= Peruvian Corporation =

The Peruvian Corporation Ltd. (alternate: Peruvian Corporation of London) was registered under the Companies Act in London on 20 March 1890. Its board of directors included ten members led by Sir Alfred Dent, G. A. Ollard, of Smiles and Co. Solicitors, was manager in London, T. E. Webb was Secretary, with Clinton Dawkins and William Davies (nephew of W. R. Grace and of Grace Brothers – Callao) as the first representatives in Peru. The company was formed with the purpose of cancelling Peru's external debt and to release its government from loans it had taken out through bondholders at three times (in 1869, 1870, 1872), in order to finance the construction of railways. The main purpose of the incorporation included acquiring the rights and undertaking the liabilities of bondholders.

== History ==
After winning independence from Spain in 1826, Peru was financially strapped. Over the decades financial problems worsened, and Peru needed money. In 1865 then 1866, bonds were issued that were retired with new bonds in 1869. More bonds were issued in 1870 but the 1869 bonds were not addressed. New bonds were again issued in 1872 and again previous bonds were not addressed.

A major problem, that would take many years to resolve, was that the rich guano deposits were used as security on all the bonds. Peru struggled to make bond interest payments but on 18 December 1875, Peru defaulted. The War of the Pacific (1879–1883) made matters far worse for the country and its creditors, and by 1889 something had to be done about the situation.
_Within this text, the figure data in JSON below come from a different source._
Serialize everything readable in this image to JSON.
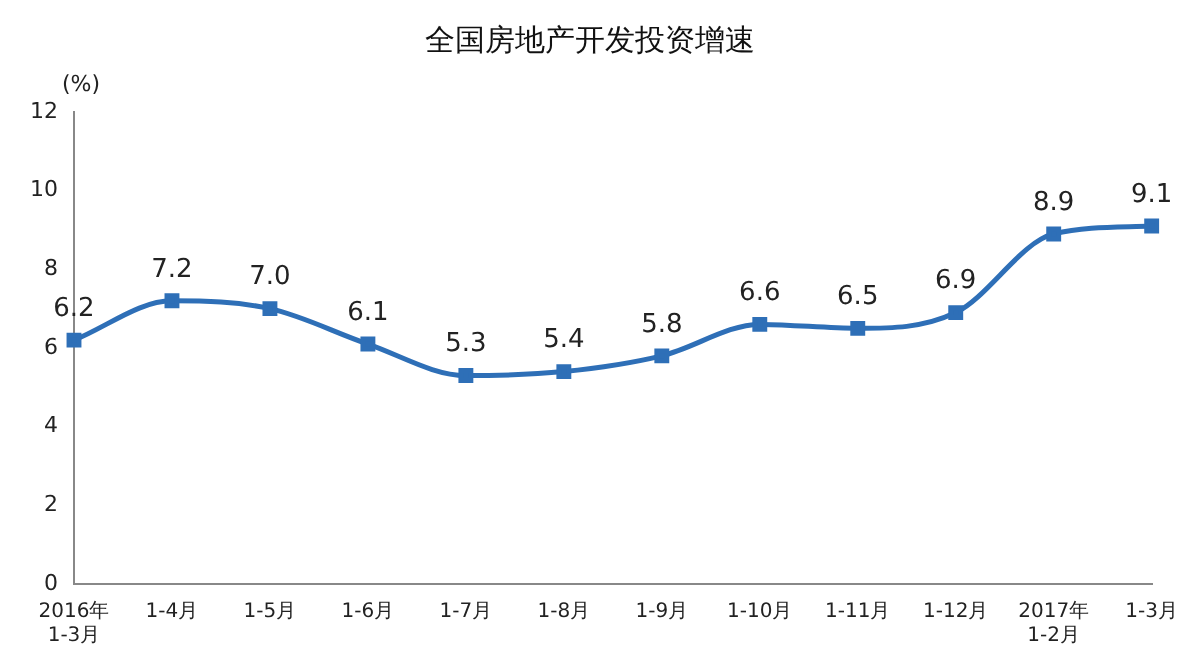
{
  "chart_data": {
    "type": "line",
    "title": "全国房地产开发投资增速",
    "ylabel": "(%)",
    "categories": [
      "2016年\n1-3月",
      "1-4月",
      "1-5月",
      "1-6月",
      "1-7月",
      "1-8月",
      "1-9月",
      "1-10月",
      "1-11月",
      "1-12月",
      "2017年\n1-2月",
      "1-3月"
    ],
    "series": [
      {
        "color": "#2e6fb7",
        "values": [
          6.2,
          7.2,
          7.0,
          6.1,
          5.3,
          5.4,
          5.8,
          6.6,
          6.5,
          6.9,
          8.9,
          9.1
        ],
        "value_labels": [
          "6.2",
          "7.2",
          "7.0",
          "6.1",
          "5.3",
          "5.4",
          "5.8",
          "6.6",
          "6.5",
          "6.9",
          "8.9",
          "9.1"
        ]
      }
    ],
    "ylim": [
      0,
      12
    ],
    "yticks": [
      0,
      2,
      4,
      6,
      8,
      10,
      12
    ],
    "grid": false,
    "legend": false,
    "marker": "square",
    "line_style": "solid"
  }
}
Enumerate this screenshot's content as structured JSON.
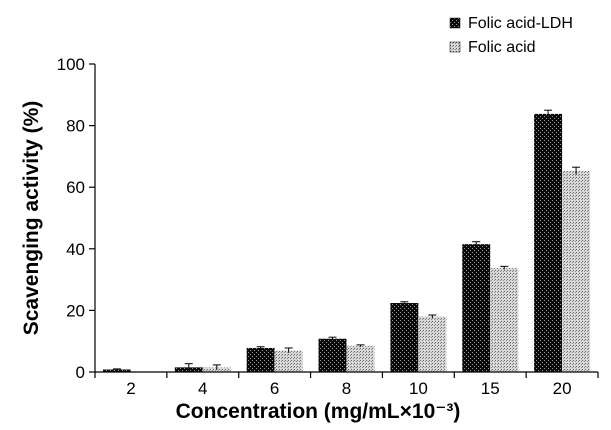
{
  "chart_data": {
    "type": "bar",
    "categories": [
      "2",
      "4",
      "6",
      "8",
      "10",
      "15",
      "20"
    ],
    "series": [
      {
        "name": "Folic acid-LDH",
        "values": [
          0.8,
          1.5,
          7.8,
          10.8,
          22.4,
          41.5,
          83.8
        ],
        "errors": [
          0.2,
          1.2,
          0.4,
          0.5,
          0.4,
          0.8,
          1.2
        ],
        "pattern": "dark-dots"
      },
      {
        "name": "Folic acid",
        "values": [
          0.0,
          1.5,
          7.0,
          8.5,
          18.0,
          33.8,
          65.3
        ],
        "errors": [
          0.0,
          0.8,
          0.8,
          0.3,
          0.5,
          0.5,
          1.2
        ],
        "pattern": "light-dots"
      }
    ],
    "title": "",
    "xlabel": "Concentration (mg/mL×10⁻³)",
    "ylabel": "Scavenging activity (%)",
    "ylim": [
      0,
      100
    ],
    "yticks": [
      0,
      20,
      40,
      60,
      80,
      100
    ],
    "grid": false,
    "legend_position": "top-right",
    "colors": {
      "dark_fill": "#0a0a0a",
      "dark_dots": "#9a9a9a",
      "light_fill": "#d8d8d8",
      "light_dots": "#6a6a6a",
      "axis": "#000000",
      "text": "#000000"
    }
  }
}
In London a group formed the Peruvian Corporation to try to resolve the issues and recoup invested money. The objectives of the company were extensive. They included the acquisition of real or personal property in Peru or elsewhere, dealing in land, produce, and property of all kinds, constructing and managing railways, roads, and telegraphs, and carrying on the business usually carried on by railway companies, canal companies, and telegraph companies. It also was involved in constructing and managing docks and harbours, ships, mines, beds of nitrates, managing the state domains, and acting as agents of the Peruvian Government.

===Grace Contract===
William Russell Grace and Michael P. Grace had formed the Grace Brothers & Co. (later the W. R. Grace and Company) in 1865, and had a vast business empire with interests in Lima, and Callo in Peru; as well as Valparaiso, Santiago, and Concepcion in Chile. By 1889 these interests included a large guano trade as well as Grace Line shipping. Moves to address the Peruvian financial crisis included the Elias-Castellon and Irigoyen-Delgado-Donoughmore protocols, that were formalized by 1890. Michael Grace and Lord Donoughmore were able to get the Grace Contract (originating in 1886) ratified in 1890 also.

====Original terms ====
Terms of the Grace Contract were that the Peruvian Corporation took over the depreciated bonds of the Peruvian Government on the condition that the government-owned railroads and the guano exportation be under their control for a period of years. The bonds were exchanged for stock in the Peruvian Corporation. William Davies of Argentina and Peru, ran the Peruvian Corporation for W. R. Grace and Company. The corporation later surrendered the bonds to the Peruvian Government in exchange for the following concessions: the use for 66 years of all the railroad properties of the Peruvian Government, most important of which were the Southern Railway of Peru and the Central Railway of Peru; assignment of the guano existing in Peruvian territory, especially on certain adjacent islands, up to the amount of 2,000,000 tons; certain other claims on guano deposits, especially in the Lobos and other islands; 33 annual payments by the Peruvian Government, each of $400,000.

====Modifications====
In 1907, this arrangement was modified by an extension of the leases of the railways from 1956 to 1973, by a reduction in the number of annual payments from 33 to 30, and by a further agreement on the part of the Peruvian Corporation to construct certain railroad extensions to Cuzco and to Huancayo. The bonds of this corporation were largely held by English, French, and Dutch subjects. Consequently, the diplomatic representatives of these countries in Peru sought proper interest in the welfare of their nationals, the bondholders.

A new arrangement was created in 1955, whereby a Canadian company, the Peruvian Transport Corporation Ltd., acquired and held the outstanding share capital of the Peruvian Corporation. Empresa Nacional de Ferrocarriles del Peru (ENAFER) was formed in 1972, and was taken over by the government at the end of that year. The company's archives for the period of 1849-1967 are held at University College London.